When I read Detroit Free Press Editorial Page Editor Stephen Henderson's extremely misguided attack on me and the Detroit School Board, School Board President Lamar Lemmons and I didn't have much choice but to respond and quick. The text of our letter to the editor is below. If you want to see the Aug. 17, 2012 published version, click here.

While it is difficult for me to overemphasize how far off base Mr.
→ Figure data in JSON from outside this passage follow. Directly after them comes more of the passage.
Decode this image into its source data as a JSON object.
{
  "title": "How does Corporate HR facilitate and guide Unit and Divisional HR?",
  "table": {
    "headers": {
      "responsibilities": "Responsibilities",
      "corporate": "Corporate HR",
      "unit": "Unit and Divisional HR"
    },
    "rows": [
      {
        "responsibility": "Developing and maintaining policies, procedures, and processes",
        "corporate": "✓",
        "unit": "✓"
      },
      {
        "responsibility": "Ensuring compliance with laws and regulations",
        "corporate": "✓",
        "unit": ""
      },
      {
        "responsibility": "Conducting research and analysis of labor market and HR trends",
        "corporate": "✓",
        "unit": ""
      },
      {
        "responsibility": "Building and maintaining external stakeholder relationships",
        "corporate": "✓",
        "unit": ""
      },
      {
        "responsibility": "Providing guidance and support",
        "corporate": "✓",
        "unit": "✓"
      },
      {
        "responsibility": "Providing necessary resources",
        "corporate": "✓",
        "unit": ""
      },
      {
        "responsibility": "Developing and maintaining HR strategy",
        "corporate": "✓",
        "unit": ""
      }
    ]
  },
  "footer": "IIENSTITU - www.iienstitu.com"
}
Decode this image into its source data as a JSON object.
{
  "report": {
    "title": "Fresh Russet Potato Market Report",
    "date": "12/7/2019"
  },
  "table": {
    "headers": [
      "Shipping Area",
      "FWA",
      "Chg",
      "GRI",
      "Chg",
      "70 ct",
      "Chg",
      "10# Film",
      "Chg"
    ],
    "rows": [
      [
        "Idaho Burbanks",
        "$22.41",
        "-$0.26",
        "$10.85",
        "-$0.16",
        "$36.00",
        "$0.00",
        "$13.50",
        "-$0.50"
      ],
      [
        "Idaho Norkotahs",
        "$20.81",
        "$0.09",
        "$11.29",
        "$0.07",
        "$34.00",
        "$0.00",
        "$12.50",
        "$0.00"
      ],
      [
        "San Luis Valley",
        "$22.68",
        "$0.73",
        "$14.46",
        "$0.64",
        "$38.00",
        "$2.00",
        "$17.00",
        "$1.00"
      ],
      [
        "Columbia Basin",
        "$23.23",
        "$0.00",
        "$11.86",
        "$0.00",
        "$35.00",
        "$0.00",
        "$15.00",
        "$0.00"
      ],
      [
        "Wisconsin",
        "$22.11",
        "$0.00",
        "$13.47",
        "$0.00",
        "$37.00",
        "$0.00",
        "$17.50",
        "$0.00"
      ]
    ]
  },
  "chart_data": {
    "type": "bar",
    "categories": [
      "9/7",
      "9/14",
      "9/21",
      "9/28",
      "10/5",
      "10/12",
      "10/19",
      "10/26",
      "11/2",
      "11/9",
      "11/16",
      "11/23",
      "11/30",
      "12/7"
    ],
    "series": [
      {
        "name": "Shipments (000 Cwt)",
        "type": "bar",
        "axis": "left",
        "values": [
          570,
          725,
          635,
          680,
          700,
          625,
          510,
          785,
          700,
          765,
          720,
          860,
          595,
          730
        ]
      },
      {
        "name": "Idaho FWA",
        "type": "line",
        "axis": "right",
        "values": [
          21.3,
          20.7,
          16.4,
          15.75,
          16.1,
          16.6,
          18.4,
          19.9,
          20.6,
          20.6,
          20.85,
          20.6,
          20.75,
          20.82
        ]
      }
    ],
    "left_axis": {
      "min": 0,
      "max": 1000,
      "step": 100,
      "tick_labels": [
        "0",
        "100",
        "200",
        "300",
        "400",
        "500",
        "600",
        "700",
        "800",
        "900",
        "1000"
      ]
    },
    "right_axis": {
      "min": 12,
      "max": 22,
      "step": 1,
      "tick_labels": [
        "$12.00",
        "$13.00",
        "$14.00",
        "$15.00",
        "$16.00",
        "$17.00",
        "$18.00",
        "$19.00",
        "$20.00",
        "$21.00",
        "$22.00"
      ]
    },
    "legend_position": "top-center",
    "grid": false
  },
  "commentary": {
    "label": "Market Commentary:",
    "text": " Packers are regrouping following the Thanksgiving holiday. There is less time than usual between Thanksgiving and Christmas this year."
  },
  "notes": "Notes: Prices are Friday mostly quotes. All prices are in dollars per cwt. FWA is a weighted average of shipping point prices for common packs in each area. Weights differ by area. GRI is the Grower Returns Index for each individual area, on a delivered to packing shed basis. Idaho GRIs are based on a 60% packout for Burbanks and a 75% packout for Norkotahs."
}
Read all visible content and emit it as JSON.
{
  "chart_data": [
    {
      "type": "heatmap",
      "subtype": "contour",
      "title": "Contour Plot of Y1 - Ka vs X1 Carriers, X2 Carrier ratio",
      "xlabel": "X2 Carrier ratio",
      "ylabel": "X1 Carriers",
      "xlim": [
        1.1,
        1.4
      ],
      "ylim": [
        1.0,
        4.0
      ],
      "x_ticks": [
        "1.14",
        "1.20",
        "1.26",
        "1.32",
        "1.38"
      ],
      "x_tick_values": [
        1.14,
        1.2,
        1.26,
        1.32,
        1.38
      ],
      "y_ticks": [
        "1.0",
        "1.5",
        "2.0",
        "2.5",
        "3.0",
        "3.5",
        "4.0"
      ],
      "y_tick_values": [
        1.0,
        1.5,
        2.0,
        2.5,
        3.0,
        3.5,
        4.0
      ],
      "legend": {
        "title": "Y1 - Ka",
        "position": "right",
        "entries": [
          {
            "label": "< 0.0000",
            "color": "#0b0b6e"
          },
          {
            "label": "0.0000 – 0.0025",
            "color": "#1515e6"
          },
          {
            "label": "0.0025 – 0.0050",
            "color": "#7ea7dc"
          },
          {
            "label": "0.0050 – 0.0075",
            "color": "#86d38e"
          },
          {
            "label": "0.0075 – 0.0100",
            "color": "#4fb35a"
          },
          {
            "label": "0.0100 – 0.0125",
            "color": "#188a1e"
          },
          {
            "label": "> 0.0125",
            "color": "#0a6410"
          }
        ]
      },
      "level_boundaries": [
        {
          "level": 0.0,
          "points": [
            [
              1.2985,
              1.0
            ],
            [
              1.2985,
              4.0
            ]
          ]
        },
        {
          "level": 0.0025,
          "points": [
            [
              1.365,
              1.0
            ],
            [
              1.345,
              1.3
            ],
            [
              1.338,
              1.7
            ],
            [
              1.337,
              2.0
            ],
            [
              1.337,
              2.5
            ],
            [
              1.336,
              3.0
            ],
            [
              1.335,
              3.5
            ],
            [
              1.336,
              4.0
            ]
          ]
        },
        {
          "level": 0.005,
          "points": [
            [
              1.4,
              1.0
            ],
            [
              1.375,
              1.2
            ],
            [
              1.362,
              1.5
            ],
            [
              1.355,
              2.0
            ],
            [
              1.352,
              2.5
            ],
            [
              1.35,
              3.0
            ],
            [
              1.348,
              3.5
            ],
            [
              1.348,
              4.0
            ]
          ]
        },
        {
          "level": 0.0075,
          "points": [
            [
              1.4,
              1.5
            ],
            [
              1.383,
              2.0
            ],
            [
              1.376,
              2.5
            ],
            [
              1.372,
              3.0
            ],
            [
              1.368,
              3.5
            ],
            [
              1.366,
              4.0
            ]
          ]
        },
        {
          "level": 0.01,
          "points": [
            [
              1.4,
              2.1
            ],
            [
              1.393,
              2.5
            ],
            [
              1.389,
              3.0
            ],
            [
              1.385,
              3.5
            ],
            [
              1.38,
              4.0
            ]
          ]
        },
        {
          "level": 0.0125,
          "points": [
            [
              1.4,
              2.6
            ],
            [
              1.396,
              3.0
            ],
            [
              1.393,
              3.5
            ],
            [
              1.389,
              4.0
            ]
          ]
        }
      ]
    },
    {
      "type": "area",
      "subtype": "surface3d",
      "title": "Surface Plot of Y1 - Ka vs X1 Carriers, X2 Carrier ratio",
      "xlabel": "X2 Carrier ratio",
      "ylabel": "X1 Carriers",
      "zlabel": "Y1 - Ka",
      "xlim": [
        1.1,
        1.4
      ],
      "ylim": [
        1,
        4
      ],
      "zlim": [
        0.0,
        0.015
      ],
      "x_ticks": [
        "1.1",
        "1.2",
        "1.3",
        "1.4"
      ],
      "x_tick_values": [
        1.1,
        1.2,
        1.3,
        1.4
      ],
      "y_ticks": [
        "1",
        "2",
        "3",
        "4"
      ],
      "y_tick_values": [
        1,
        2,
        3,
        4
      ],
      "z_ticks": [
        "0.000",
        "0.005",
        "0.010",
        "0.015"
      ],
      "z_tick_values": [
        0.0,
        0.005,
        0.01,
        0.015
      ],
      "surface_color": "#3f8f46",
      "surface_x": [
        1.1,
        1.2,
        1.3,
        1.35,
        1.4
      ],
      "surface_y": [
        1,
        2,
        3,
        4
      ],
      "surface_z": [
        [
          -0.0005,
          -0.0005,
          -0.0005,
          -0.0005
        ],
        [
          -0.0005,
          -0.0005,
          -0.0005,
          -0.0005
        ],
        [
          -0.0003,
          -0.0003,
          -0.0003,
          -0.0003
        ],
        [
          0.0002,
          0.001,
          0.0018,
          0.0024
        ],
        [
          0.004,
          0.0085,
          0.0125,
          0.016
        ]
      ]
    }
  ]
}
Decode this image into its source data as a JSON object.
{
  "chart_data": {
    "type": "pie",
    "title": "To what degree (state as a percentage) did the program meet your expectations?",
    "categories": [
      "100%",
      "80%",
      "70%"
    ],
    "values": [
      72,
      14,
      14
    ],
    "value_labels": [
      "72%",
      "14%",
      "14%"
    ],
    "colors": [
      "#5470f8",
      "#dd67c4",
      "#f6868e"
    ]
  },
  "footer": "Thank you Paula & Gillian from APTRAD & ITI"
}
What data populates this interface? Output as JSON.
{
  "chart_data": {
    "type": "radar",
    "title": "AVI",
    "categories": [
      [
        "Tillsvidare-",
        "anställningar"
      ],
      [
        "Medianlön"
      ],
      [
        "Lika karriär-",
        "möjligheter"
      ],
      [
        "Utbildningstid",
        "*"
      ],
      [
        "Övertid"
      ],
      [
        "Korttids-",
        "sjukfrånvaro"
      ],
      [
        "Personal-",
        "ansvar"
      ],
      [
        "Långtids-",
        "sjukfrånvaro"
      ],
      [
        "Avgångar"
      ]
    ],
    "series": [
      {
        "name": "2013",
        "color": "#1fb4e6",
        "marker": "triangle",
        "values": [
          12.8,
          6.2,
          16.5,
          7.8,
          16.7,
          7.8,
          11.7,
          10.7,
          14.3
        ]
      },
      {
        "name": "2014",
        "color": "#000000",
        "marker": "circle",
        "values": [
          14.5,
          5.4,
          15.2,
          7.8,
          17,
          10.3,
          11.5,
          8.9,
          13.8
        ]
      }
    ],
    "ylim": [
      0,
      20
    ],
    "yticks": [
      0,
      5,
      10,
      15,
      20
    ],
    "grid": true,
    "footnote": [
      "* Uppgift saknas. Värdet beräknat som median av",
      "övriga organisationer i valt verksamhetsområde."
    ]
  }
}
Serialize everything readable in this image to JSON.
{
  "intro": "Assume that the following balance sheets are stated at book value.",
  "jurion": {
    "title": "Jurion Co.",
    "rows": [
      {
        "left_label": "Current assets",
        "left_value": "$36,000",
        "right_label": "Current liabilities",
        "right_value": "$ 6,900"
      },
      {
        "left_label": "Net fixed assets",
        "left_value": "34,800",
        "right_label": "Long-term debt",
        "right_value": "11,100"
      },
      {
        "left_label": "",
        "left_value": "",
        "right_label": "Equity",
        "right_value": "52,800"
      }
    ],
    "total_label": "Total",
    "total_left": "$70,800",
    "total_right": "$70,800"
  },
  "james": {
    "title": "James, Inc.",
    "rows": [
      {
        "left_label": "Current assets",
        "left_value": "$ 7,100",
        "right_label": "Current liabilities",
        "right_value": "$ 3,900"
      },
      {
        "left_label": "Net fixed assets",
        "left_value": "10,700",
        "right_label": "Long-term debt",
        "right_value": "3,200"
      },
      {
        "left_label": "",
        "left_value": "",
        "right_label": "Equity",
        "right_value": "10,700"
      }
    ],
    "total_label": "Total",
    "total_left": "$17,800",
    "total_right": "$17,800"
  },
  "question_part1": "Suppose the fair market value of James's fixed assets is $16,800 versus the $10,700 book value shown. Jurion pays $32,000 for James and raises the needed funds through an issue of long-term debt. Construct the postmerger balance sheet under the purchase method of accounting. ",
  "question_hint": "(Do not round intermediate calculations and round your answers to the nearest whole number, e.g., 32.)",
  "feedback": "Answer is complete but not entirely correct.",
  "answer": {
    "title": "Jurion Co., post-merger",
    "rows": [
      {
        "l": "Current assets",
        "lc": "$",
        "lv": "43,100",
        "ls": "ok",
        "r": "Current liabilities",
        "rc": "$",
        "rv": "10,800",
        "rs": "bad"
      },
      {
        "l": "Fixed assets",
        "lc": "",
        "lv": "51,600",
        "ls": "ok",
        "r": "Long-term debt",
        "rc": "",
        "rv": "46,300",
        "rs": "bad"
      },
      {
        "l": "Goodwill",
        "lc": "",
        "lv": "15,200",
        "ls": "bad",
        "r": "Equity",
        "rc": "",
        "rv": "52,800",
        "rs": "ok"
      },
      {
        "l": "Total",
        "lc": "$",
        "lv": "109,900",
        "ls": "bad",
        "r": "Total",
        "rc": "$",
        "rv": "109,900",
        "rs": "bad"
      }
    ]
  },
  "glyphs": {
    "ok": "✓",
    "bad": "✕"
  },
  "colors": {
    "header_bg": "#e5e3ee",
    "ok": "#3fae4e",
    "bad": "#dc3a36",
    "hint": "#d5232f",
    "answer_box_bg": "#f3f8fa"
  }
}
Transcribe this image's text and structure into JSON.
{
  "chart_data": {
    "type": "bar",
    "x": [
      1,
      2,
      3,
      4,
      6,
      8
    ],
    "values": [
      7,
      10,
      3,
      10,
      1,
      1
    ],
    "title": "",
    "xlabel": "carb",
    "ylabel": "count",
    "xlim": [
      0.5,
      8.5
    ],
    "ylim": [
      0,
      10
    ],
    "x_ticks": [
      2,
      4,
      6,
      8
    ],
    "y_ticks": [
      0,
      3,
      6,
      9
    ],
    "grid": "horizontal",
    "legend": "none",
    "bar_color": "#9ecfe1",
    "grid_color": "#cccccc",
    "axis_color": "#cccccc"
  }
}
Henderson's comments were, I nevertheless appreciate the willingness of the Free Press to publish our response in a relatively timely manner.

To the Editor:

We read with extreme interest the Detroit Free Press’ August 10 editorial “AG’s school board suit misguided.”  We agree with its statement that Attorney General Bill Schuette should desist from now trying to disenfranchise Detroit voters retroactively by manufacturing a possible path to nullify the Supreme Court’s decision to place the challenge to PA 4 on the November ballot.  This unconstitutional law has disenfranchised every Michigan citizen.   However, we disagree with the editorial’s assertion that Detroit’s interim superintendent and school board are wrong to establish a curriculum that is antidotal to so-called “Ebonics” and other “non-standard” dialectical and syntactical speech patterns.  Like it or not, standard English is the language of the marketplace.  (See A Life on the RUN—Seeking and Safeguarding Social Justice, Harmonie Park Press, 2010, and the published writings of WSU professor Geneva Smitherman and the distinguished Nigeria-born linguist James Ogbu.) 

Further, your editorial itself was misguided in implying that the newly-elected and up-until-now disempowered DPS board is “bad.”  Like the current board, other various DPS boards have also been virtually without power, and this has been the case for eleven of the past thirteen years.  When the state took over DPS in 1999, the district had a $93 million surplus.  DPS test scores most certainly are now in need of vast improvement, but in 1999, the district was scoring near the state midpoint.  No other district at or below the midpoint was taken over, so why us?  PA 10 placed DPS in an ill-fated “reform” experiment that by 2006 had turned the surplus into a $250 million deficit.  Test scores plummeted.  The dropout rate escalated.  At that point, DPS was returned to local governance.  A newly-elected and thus inexperienced board inherited personnel and policies left to them by the agents of the state.  When that board couldn’t return the district to positive footing, the state once again intervened due to the deficit that the state itself had created.  

  Enter EM Robert Bobb, who sold off millions of dollars-worth of DPS assets and increased the deficit to $350 million via reckless spending and blatant cronyism (see white paper by Library Commissioner Russ Bellant).  Then came EM Roy Roberts, who as an agent of the state incidentally authorized and even boasted openly about financing the school board election, which the city clerk and the bureau of elections duly and legally conducted with absolutely zero interference from an attorney general who now wishes to challenge it for clearly partisan political motives.  Mr. Roberts has systematically dismantled DPS by jettisoning our students into charter schools and illegally handing over fifteen of our schools to the bogus state “Educational Achievement” Authority (EAA) which, in a clear conflict of interest, he simultaneously chairs, thus forcing us into court to seek judicial rectification and justice for Detroit’s schoolchildren.